Similar work with autistic subjects, conducted by Kalle Reichelt, Paul Shattock, and a host of others, has shown that gluten-free, dairy-free diets offer real promise for symptom reduction in this very challenging sub-population. Similarly, some amazing reversals of learning disabilities, through gluten-free diets, have been reported at Nunnykirk School in the United Kingdom. Further, about two thirds of untreated celiac children show signs and symptoms of attention deficit disorders. These children have long been reported to normalize within one year of beginning a gluten free diet (see: http://members.shaw.ca/oldsite/My_Master%27s_thesis.htm).

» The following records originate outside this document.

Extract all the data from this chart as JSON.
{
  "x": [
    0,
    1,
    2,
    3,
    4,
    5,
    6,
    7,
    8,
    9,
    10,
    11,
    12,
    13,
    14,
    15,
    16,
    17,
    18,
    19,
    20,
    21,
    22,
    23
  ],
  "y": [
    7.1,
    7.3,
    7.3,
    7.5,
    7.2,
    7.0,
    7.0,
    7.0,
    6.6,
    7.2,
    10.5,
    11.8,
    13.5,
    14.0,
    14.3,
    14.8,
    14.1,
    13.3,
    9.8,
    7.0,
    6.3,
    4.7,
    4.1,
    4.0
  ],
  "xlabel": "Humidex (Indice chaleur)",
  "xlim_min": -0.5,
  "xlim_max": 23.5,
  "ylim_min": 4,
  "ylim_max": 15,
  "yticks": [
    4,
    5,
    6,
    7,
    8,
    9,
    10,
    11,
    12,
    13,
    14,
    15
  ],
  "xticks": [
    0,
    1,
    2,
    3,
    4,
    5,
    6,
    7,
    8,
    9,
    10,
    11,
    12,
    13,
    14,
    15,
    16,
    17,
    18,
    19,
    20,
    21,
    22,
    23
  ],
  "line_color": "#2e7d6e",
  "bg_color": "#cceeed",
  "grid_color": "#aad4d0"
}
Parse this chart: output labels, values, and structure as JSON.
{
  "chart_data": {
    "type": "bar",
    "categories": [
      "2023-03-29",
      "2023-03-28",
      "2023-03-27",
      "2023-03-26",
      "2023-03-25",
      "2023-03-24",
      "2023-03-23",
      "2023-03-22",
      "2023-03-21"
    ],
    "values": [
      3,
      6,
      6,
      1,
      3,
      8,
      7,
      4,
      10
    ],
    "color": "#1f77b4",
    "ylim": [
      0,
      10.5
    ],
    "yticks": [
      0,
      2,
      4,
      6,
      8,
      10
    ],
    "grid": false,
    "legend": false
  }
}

Despite all of this contrary evidence, most allopathic practitioners continue to insist that gluten is a healthful food and they continue to recommend its daily consumption. They may be willing to concede gluten’s role in celiac disease and even in dermatitis herpetiformis, but they continue to ignore all of the other reported findings in association with the broad spectrum of diseases in which gluten sensitivity or celiac disease is grossly overrepresented. They continue to ignore or deny the potential value of a gluten free diet in the face of compelling evidence. Most of these same medical practitioners and investigators would be deeply offended by my suggestion that they are little different from those advocating coffee enemas or juicing. Yet their beliefs are not based on the evidence presented in their professional literature. In my dictionary, acting on irrational beliefs is called ‘superstition’. It is the superstitious resistance to solid evidence that is most frustrating when dealing with ignorance – whether the impetus is to push coffee enemas into your rectum or ingest yet another chemical compound from a prosperous pharmaceutical manufacturer despite evidence that a gluten-free diet might produce results that are more desirable to the patient.